Gold surged through the $4,600 per ounce level on Monday, establishing yet another historic high and extending one of the strongest bull markets in the metal’s modern history. As momentum builds, leading global banks are increasingly confident that gold could challenge the $5,000 mark before the first half of 2026.
HSBC, in its latest outlook, stated that gold prices could reach $5,050 per ounce in the first half of 2026. At the same time, the bank marginally trimmed its full-year 2026 average price forecast to $4,587 and suggested prices could ease back towards $4,450 by year-end, highlighting the likelihood of meaningful corrections along the way. HSBC cautioned that the path higher is unlikely to be smooth, warning of sharp volatility, sudden reversals and wider trading ranges as prices rise.
Other major financial institutions share a broadly bullish view. JPMorgan expects the average gold price to climb to $5,055 in the fourth quarter of 2026, describing gold as a high-conviction trade driven by anticipated Federal Reserve rate cuts. Bank of America has set a $5,000 target for 2026, while Goldman Sachs forecasts gold reaching $4,900 by December 2026 under its base-case scenario. Morgan Stanley and UBS remain more cautious, both projecting prices around $4,500 by mid-2026.
Structural Drivers Support the Rally
Wall Street’s optimism is underpinned by powerful long-term drivers. HSBC highlights ongoing geopolitical uncertainty and escalating global debt levels as key factors pushing investors towards gold as a safe-haven asset. Data from the Institute of International Finance shows global debt climbed to nearly $346 trillion by the third quarter of 2025, equating to approximately 310% of global GDP. Such conditions continue to undermine confidence in fiat currencies and reinforce gold’s role as a store of value.

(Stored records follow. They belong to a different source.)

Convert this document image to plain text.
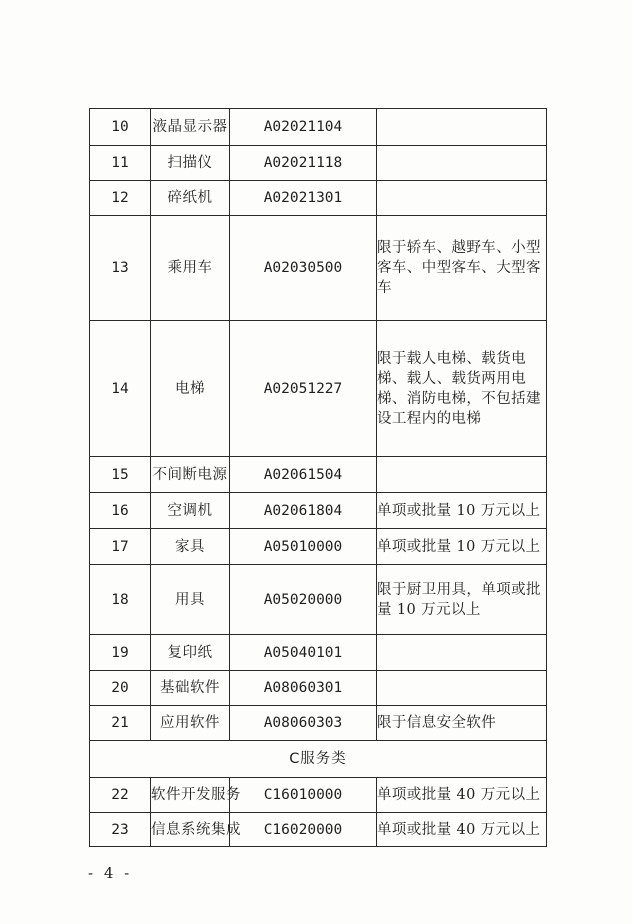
10	液晶显示器	A02021104	
11	扫描仪	A02021118	
12	碎纸机	A02021301	
13	乘用车	A02030500	限于轿车、越野车、小型客车、中型客车、大型客车
14	电梯	A02051227	限于载人电梯、载货电梯、载人、载货两用电梯、消防电梯，不包括建设工程内的电梯
15	不间断电源	A02061504	
16	空调机	A02061804	单项或批量 10 万元以上
17	家具	A05010000	单项或批量 10 万元以上
18	用具	A05020000	限于厨卫用具，单项或批量 10 万元以上
19	复印纸	A05040101	
20	基础软件	A08060301	
21	应用软件	A08060303	限于信息安全软件
C服务类			
22	软件开发服务	C16010000	单项或批量 40 万元以上
23	信息系统集成	C16020000	单项或批量 40 万元以上
- 4 -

Central bank and ETF demand also remains a crucial pillar of support. According to the World Gold Council, global gold purchases reached 700 tonnes in 2025, marking a record year for accumulation. Prominent investor Ray Dalio recently observed that gold’s outperformance reflects the erosion of fiat currency value, noting that when measured in gold terms, the real value of US equities declined in 2025.
Volatility Risks Remain Elevated
Despite the overwhelmingly bullish outlook, caution remains warranted. HSBC warns that extreme price levels can themselves trigger corrections, particularly if geopolitical tensions ease or expectations for aggressive US rate cuts are scaled back. Reflecting this uncertainty, the 20-day annualised volatility of the SPDR Gold Shares ETF (GLD) currently stands at an elevated 22.02%.
At the time of writing, spot gold is trading near $4,580 per ounce. After surging more than 60% in 2025 — its strongest annual performance since 1979 — and maintaining momentum into early 2026, gold appears to be entering a phase defined by strong long-term potential, but with heightened short-term volatility along the way.